President Barack Obama and congressional leaders have until midnight Friday to reach a budget agreement before the federal government shuts down, but it’s unclear which side will be blamed if it does.
House Republicans have submitted a plan that would cut trillions of dollars from the budget over the next decade.The White House and congressional Democrats have rejected the plan, saying it burdens poorer Americans.
University of Louisville political science Professor Dewey Clayton says it looks like an agreement may not happen, which could backfire on either President Barack Obama or Speaker John Boehner.
“It seems increasingly that the Republican leadership in particular is fearful of a shutdown because they think that ultimately they may pay politically because of this. And so I would not be surprised in the eleventh hour if Boehner breaks away from the tea partiers and comes up with some sort of compromise,” he says.
The latest polling indicates that there is enough blame to go around.

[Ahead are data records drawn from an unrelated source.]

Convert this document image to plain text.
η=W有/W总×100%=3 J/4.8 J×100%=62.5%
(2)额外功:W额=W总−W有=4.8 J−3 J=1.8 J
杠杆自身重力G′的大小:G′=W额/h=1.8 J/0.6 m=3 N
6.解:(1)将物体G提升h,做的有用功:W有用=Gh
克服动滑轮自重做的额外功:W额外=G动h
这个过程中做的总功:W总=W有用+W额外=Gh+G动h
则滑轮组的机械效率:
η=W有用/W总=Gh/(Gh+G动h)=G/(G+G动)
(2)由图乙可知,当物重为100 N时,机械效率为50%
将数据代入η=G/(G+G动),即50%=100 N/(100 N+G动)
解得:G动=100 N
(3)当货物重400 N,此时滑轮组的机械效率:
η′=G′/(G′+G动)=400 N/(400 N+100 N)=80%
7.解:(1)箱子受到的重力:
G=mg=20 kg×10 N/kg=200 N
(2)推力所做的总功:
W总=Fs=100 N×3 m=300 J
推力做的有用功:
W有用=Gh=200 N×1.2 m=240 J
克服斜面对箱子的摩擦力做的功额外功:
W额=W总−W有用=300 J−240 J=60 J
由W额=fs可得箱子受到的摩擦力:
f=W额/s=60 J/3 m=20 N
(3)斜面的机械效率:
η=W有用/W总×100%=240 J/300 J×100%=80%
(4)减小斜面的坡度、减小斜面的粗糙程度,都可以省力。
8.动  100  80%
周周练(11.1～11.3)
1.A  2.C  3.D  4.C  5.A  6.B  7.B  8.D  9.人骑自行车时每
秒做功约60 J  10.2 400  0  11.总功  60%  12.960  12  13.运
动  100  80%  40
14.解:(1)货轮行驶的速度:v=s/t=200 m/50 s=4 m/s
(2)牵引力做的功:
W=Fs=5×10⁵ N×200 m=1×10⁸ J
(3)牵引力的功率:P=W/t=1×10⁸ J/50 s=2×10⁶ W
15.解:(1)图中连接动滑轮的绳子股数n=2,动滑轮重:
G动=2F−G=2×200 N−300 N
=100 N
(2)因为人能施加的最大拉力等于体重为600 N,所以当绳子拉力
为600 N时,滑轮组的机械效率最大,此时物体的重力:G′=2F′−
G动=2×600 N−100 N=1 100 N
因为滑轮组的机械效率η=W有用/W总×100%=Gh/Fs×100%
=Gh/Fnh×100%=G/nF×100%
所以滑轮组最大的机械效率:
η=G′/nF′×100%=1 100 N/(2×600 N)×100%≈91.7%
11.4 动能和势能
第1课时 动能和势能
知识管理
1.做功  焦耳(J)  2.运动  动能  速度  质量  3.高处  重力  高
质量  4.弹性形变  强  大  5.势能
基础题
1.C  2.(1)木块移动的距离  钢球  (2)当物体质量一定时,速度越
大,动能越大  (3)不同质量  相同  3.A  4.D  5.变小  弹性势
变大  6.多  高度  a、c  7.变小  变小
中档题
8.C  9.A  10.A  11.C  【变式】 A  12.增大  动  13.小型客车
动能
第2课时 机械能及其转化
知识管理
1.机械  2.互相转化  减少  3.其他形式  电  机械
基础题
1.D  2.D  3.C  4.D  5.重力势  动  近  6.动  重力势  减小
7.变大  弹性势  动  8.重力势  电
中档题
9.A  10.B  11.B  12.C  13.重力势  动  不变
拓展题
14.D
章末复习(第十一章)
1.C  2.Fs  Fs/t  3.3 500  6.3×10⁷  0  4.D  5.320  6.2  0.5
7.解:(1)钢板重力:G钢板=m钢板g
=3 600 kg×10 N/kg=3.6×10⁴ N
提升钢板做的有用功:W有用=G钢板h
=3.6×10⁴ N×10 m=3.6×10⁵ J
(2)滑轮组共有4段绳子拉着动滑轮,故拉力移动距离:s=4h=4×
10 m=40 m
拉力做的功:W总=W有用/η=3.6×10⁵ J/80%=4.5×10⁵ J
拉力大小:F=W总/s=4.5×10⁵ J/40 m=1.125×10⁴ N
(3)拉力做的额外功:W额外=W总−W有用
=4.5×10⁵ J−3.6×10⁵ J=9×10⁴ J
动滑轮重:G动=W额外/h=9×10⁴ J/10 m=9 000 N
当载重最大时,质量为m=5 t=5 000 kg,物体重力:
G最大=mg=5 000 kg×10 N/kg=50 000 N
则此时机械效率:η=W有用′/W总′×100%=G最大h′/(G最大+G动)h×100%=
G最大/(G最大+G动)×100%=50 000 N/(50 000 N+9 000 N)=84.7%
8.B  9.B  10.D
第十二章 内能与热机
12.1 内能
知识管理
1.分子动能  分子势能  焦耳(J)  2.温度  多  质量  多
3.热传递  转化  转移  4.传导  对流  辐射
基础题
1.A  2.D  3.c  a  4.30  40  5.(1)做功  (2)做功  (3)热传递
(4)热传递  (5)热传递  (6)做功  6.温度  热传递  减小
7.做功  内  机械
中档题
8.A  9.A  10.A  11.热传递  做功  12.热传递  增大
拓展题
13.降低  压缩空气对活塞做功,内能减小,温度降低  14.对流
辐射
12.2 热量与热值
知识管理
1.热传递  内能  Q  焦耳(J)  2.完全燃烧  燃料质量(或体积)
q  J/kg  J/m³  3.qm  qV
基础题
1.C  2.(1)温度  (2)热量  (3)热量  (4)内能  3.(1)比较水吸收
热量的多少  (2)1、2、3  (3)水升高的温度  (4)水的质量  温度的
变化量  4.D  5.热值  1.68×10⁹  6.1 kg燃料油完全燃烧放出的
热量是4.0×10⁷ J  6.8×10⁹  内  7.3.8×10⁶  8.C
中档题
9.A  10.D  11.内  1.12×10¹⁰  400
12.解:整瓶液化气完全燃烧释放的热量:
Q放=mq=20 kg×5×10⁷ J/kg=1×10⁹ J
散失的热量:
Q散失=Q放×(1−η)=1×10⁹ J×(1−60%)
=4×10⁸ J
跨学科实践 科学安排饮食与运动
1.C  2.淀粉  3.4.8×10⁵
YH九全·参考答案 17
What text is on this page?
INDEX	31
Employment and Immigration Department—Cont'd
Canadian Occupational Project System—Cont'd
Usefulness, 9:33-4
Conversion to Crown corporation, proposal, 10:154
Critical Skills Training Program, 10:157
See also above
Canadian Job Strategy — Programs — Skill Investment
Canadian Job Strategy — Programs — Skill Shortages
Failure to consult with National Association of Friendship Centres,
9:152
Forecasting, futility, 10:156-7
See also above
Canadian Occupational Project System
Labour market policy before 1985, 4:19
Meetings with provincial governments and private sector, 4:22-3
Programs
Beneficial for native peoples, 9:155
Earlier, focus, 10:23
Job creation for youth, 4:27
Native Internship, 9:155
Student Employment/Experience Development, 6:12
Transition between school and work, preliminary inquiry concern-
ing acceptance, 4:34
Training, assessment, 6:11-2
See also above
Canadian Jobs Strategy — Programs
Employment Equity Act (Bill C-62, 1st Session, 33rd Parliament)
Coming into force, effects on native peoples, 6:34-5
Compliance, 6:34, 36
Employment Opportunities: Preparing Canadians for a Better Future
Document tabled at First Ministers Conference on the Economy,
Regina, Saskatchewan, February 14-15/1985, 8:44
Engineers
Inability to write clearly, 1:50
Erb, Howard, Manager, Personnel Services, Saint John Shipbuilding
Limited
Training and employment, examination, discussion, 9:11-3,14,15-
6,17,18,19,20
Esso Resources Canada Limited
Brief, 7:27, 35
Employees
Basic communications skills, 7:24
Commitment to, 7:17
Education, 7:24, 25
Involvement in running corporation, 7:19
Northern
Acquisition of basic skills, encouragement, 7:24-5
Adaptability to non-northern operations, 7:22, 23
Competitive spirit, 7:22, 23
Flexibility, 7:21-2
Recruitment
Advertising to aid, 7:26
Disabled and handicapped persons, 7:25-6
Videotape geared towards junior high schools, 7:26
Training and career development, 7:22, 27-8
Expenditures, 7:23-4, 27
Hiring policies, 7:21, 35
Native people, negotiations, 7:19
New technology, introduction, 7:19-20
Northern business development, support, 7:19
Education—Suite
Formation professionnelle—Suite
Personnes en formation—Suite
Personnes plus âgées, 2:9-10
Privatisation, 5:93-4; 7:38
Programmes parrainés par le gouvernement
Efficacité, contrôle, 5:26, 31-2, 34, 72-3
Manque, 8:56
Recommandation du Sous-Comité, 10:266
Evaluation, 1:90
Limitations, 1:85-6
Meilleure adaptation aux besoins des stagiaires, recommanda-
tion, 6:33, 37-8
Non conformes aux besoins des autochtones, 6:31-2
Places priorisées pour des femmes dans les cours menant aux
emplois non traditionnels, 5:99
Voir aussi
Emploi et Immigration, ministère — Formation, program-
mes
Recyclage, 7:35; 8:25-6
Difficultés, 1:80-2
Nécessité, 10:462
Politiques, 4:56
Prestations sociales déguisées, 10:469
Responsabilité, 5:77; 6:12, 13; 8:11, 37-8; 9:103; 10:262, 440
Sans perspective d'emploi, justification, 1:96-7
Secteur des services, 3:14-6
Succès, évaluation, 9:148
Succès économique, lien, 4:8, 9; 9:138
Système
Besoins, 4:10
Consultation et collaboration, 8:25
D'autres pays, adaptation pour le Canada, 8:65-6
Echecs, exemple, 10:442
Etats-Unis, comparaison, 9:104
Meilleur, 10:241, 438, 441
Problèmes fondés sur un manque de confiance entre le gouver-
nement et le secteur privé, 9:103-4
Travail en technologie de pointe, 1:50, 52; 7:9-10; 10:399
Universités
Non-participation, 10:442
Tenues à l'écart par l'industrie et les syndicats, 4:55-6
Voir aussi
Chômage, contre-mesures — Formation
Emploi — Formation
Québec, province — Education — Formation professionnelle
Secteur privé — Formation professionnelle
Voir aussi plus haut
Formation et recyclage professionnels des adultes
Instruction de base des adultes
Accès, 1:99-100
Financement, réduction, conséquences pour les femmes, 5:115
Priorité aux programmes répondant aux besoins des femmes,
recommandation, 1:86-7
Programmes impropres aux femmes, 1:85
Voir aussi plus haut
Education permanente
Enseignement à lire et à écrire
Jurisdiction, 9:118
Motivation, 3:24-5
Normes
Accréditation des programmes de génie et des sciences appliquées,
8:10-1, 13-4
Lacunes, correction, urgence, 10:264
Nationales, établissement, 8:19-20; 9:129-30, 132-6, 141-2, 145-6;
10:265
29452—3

According to a NBC News/Wall Street Journal survey, 37 percent of respondents would blame congressional Republicans if there was a shutdown. Another 20 percent say they would blame Mr. Obama.
Clayton says if a shutdown occurs, people will begin to see federal services they take for granted affected at the local level.
“There are a lot of local federal offices here, and if these people shut down or even go on a sort of limited basis as such that’s going to tie things up,” he says. “When people call looking for services that’s going to be a huge inconvenience to a lot of people and people are not going to be happy about that.”
The last government shut down was from late 1995 to early 1996.